In questo momento capisco che per me è finita: se quelle guardie entrano in questa stanza non ho alcuna possibilità di salvezza e mi ritrovo a ringraziare tutti i fiumi del mondo che Iris non sia entrata insieme a me. Pur sapendo che è del tutto inutile, mi nascondo sotto il letto, mentre il mio cervello lavora a pieno ritmo cercando di farsi venire un'idea migliore.

— Ah, quella — ribatte Alveus, dall'altra parte del muro. Con la mano destra afferro il coltello legato alla mia coscia, sciogliendo il nodo che lo teneva fermo alla gamba: se proprio devo essere catturata, almeno lotterò fino alla fine. Trovo in un certo senso ironico che l'ambasciatore della mia fine sia proprio l'uomo che aveva detto di amarmi.

Chiudo gli occhi, aspettando le parole con cui Alveus mi consegnerà agli elfi drow, come se il non vedere potesse rendere meno doloroso quello che sto per sentire.

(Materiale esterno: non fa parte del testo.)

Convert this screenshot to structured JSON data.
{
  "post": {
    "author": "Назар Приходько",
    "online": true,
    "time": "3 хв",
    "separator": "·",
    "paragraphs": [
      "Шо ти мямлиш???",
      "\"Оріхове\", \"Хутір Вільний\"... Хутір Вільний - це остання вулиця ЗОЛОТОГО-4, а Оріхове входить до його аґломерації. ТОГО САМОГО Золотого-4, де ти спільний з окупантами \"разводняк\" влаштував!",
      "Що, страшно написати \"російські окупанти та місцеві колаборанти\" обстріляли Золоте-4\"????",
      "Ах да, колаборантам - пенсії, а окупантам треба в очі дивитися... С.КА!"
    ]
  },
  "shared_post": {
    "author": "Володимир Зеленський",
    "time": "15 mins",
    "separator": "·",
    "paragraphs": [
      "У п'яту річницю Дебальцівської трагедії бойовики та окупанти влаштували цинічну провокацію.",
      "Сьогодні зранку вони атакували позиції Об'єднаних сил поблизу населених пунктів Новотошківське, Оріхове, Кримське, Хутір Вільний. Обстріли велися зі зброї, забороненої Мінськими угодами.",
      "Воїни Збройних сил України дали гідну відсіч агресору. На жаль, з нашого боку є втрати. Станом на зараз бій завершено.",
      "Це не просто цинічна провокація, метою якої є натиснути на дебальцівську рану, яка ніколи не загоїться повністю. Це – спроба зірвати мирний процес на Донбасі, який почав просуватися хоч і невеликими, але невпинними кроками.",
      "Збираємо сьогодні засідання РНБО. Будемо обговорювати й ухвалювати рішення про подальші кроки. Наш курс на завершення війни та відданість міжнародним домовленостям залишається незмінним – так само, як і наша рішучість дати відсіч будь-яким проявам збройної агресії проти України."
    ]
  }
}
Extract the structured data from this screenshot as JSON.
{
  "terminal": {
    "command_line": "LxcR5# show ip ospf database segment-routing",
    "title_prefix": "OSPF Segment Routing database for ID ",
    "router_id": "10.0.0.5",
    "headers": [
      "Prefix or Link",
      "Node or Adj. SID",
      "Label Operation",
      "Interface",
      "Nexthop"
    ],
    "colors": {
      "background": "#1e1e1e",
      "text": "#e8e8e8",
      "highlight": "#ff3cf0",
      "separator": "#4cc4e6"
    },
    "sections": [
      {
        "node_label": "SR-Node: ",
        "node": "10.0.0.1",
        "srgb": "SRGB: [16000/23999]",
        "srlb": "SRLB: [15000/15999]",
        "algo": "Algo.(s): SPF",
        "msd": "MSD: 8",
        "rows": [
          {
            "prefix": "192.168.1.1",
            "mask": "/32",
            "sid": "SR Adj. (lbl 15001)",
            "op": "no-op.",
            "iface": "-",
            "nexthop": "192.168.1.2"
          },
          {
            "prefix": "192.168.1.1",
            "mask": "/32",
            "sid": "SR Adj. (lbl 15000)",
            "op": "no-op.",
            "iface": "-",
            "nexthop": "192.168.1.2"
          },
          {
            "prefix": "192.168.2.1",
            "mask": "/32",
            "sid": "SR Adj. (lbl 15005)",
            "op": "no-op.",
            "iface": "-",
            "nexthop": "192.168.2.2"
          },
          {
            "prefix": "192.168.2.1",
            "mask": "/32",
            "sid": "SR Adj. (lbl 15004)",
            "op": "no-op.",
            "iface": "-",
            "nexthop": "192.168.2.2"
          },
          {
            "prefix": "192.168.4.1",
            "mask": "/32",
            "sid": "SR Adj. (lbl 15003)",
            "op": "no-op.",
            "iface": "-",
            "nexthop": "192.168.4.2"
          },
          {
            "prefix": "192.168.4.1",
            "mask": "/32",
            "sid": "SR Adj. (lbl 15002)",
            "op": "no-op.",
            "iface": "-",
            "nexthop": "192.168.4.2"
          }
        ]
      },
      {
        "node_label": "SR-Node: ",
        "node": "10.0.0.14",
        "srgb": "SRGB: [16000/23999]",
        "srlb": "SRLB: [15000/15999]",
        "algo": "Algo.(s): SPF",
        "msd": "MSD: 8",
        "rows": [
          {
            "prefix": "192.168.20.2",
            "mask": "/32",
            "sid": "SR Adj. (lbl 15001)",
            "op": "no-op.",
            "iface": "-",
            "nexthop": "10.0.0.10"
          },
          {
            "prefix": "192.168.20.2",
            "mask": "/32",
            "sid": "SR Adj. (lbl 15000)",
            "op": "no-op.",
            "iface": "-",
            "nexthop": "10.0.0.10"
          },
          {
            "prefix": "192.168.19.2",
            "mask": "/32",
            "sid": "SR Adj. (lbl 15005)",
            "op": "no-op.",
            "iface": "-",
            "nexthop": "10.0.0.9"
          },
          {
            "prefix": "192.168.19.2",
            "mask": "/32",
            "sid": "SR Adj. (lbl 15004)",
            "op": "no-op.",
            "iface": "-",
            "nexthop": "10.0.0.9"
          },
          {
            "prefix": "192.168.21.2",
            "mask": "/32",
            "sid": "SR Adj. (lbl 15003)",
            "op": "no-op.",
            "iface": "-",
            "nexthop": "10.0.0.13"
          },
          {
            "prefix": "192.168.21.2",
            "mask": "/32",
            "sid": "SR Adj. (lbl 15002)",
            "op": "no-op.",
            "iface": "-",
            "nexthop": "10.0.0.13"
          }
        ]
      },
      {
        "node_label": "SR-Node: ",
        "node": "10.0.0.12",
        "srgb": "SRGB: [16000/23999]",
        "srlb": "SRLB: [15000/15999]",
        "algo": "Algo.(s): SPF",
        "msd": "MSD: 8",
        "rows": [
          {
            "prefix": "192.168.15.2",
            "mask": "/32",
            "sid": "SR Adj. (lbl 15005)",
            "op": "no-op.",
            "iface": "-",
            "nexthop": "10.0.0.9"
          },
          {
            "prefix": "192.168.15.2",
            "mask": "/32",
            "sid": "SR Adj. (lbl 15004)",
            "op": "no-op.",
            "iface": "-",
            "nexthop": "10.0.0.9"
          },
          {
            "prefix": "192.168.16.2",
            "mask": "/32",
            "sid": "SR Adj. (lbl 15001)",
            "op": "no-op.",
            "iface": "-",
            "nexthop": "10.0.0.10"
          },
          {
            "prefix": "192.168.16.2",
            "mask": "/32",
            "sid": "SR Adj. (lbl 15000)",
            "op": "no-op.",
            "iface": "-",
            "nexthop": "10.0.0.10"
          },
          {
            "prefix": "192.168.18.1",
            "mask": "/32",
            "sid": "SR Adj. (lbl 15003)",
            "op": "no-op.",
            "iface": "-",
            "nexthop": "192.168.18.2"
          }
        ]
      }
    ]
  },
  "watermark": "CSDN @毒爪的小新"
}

— È uscita subito dopo di te — ribatte invece la ninfa, facendomi spalancare gli occhi. — Non so dove sia andata.

Qualcuno esclama qualcosa che non comprendo ma che ha tutta l'aria di essere un'imprecazione, poi una terza voce si intromette nella discussione: — Forza, favorito, andiamo a cercarla.

Sento il rumore di una porta che si apre e di qualcuno che esce in fretta, poi la voce di Alveus afferma: —Vengo con voi, magari posso esservi utile.

Poi la porta sbatte, lasciando nell'aria un tintinnio di cristallo, e l'unico suono che rimane è il mio respiro irregolare.

Resto immobile ancora per qualche istante, congelata sul posto, mentre cerco di realizzare l'accaduto: Alveus mi ha lasciata andare?

Striscio fuori dal mio nascondiglio e mi avvicino levitando alla porta, in modo da non produrre rumore. La socchiudo leggermente, giusto per creare uno spiraglio che mi permetta di vedere il salotto, che ora appare deserto. Con estrema cautela sguscio nella stanza e l'attraverso fino a raggiungere l'altra porta, quella che dà sul corridoio. Socchiudo anche quella, stringendo il coltello nella mano; quasi mi aspetto che si tratti di una trappola e che le guardie, capeggiate da Alveus, siano fuori ad aspettarmi con un ghigno stampato sulla faccia, ma anche il corridoio è deserto.

Vattene, sento la voce di Alveus ripetere nella mia testa, e so che per ora non posso fare altro.